Session topic

13:30–13:45

Title: Singular ACE2-IgG4-Fc fusion protein efficiently inhibits SARS-CoV-2 entry
ID: O 61
Type: Abstract talk
Talk time: 12 + 3 min
Session: Workshop 11
Antivirals and resistance II

Speaker: Julia Sacherl (München/DE)


Abstract - Text

Abstract text (incl. references and figure legends)

Introduction and aim


The binding of the spike protein of severe acute respiratory syndrome (SARS)-like coronavirus 2 (SARS-CoV-2) and other human pathogenic coronaviruses to angiotensin-converting enzyme 2 (ACE2) is an essential step for virus entry into the host cells. A soluble recombinant human ACE2 ectodomain was shown to bind and neutralize the virus but the short in vivo half-live limits its therapeutic use. The fusion of the fragment crystallizable (Fc) part of a human immunoglobulin G (IgG) to the ACE2 ectodomain increases the half-live, however entails the risk of unwanted disease enhancement related to complement dependent immune activation and antibody dependent cytotoxicity.

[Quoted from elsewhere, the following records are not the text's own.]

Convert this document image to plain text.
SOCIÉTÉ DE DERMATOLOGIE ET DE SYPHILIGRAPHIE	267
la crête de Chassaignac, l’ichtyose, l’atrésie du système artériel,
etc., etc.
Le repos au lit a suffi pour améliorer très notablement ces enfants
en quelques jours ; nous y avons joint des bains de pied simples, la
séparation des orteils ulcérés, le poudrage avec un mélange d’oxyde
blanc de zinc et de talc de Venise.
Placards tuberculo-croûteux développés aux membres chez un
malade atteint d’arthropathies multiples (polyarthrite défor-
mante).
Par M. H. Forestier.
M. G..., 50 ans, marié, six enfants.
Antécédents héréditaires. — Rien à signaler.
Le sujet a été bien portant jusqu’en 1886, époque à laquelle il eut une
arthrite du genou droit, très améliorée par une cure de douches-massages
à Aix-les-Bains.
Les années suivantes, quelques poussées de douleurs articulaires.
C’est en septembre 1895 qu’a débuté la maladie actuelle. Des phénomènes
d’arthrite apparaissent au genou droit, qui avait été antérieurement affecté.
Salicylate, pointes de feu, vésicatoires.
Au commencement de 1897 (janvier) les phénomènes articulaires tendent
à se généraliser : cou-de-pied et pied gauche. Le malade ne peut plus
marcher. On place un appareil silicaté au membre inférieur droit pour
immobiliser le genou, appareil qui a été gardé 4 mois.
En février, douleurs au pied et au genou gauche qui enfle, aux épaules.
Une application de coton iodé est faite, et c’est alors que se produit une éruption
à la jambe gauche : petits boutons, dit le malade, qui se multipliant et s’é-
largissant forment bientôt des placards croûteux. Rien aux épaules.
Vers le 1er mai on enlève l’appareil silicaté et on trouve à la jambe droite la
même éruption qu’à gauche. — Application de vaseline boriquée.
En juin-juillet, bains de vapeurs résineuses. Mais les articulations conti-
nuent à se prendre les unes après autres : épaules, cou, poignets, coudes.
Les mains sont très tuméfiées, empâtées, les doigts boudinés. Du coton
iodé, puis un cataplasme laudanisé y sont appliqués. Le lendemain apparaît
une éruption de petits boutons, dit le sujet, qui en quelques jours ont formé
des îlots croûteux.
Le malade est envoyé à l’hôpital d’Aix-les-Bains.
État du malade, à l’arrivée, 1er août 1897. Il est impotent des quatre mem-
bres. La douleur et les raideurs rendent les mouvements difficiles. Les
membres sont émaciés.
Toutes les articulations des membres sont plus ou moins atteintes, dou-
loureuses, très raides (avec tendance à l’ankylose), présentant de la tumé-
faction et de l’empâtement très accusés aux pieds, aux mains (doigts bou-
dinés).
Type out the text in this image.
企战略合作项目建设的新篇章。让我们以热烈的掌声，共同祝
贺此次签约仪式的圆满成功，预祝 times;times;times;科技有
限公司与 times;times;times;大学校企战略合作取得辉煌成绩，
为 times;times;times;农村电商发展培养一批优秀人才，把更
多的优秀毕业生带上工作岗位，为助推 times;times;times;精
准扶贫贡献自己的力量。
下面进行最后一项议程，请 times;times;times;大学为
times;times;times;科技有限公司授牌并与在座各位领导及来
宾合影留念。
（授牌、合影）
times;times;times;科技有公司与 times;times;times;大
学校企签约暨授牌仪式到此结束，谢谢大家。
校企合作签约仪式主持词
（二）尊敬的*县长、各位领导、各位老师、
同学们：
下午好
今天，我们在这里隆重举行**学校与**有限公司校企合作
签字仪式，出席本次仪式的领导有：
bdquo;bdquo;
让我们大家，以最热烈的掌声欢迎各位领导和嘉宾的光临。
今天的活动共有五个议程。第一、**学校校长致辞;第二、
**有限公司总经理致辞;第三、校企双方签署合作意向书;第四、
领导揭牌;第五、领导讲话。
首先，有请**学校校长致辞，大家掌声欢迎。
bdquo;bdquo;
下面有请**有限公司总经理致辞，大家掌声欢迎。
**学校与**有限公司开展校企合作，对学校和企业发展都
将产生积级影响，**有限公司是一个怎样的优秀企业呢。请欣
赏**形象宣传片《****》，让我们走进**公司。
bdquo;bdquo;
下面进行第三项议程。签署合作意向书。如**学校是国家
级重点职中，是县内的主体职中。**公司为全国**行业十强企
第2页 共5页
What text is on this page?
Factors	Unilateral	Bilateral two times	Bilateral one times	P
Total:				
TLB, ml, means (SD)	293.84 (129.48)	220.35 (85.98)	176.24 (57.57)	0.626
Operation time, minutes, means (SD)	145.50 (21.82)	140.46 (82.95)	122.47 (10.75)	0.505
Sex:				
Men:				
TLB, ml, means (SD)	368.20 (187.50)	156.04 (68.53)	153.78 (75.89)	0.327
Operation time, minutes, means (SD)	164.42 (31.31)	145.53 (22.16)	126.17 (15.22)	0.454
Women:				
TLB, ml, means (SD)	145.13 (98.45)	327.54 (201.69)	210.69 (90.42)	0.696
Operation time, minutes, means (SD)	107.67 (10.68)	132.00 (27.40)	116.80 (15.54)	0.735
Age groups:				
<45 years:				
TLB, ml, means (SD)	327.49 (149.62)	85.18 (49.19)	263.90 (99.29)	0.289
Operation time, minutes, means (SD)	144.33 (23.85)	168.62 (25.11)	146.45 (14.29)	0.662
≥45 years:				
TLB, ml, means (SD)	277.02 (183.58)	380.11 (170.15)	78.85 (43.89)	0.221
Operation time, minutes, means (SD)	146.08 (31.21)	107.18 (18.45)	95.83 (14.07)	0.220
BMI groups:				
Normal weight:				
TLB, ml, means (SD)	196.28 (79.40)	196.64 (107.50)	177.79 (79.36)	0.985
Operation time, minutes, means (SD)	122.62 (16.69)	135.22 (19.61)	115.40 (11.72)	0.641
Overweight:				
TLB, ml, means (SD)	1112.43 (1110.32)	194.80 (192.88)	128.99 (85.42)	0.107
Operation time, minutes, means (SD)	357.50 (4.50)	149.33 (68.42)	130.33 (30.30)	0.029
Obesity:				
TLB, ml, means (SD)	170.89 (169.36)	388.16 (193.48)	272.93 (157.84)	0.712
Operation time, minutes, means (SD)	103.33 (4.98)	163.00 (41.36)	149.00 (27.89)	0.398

To overcome these limitations and as efficient treatment options against COVID-19 are still lacking, we aimed to engineer and characterize optimized ACE2-Fc fusion proteins directly acting against SARS-CoV-2.



Methods


Biochemical features of eight newly engineered ACE2-Fc fusion constructs with differences in the amino acid sequence and a stabilized mutation in the IgG-Fc hinge region were characterized by circular dichroism spectroscopy, size-exclusion chromatography coupled to multi-angle light scattering, surface plasmon resonance and ACE2 activity assay. Neutralizing capacity of ACE2-Fc fusion constructs against various SARS-CoV strains were evaluated under biosafety level 3 conditions via neutralization assay followed by an in-cell ELISA.



Results


Our analysis demonstrated favourable biophysical and pharmaceutical characteristics of our engineered ACE2-IgG4-Fc fusion proteins while allowing the preservation of beneficial enzymatic activity of ACE2. Moreover, ACE2-Fc fusion constructs efficiently inhibited infection of Vero E6 cells with a SARS-CoV-2 wildtype virus isolate from the earliest documented COVID-19 cases in Germany. Viral neutralization experiments with a later isolated SARS-CoV-2 strain showed even more efficient inhibition of SARS-CoV-2 entry with half maximal inhibitory concentration values below one nanomolar. In addition, all ACE2-Fc molecules inhibited infection with the original SARS-CoV from 2003 demonstrating their broad antiviral activity.



Conclusion


Our data demonstrate that ACE2-IgG4-Fc fusion proteins are promising antiviral treatment candidates against various human pathogenic coronaviruses. Therefore, they are not only valuable for the current SARS-CoV-2 pandemic but also for future coronavirus infectious diseases.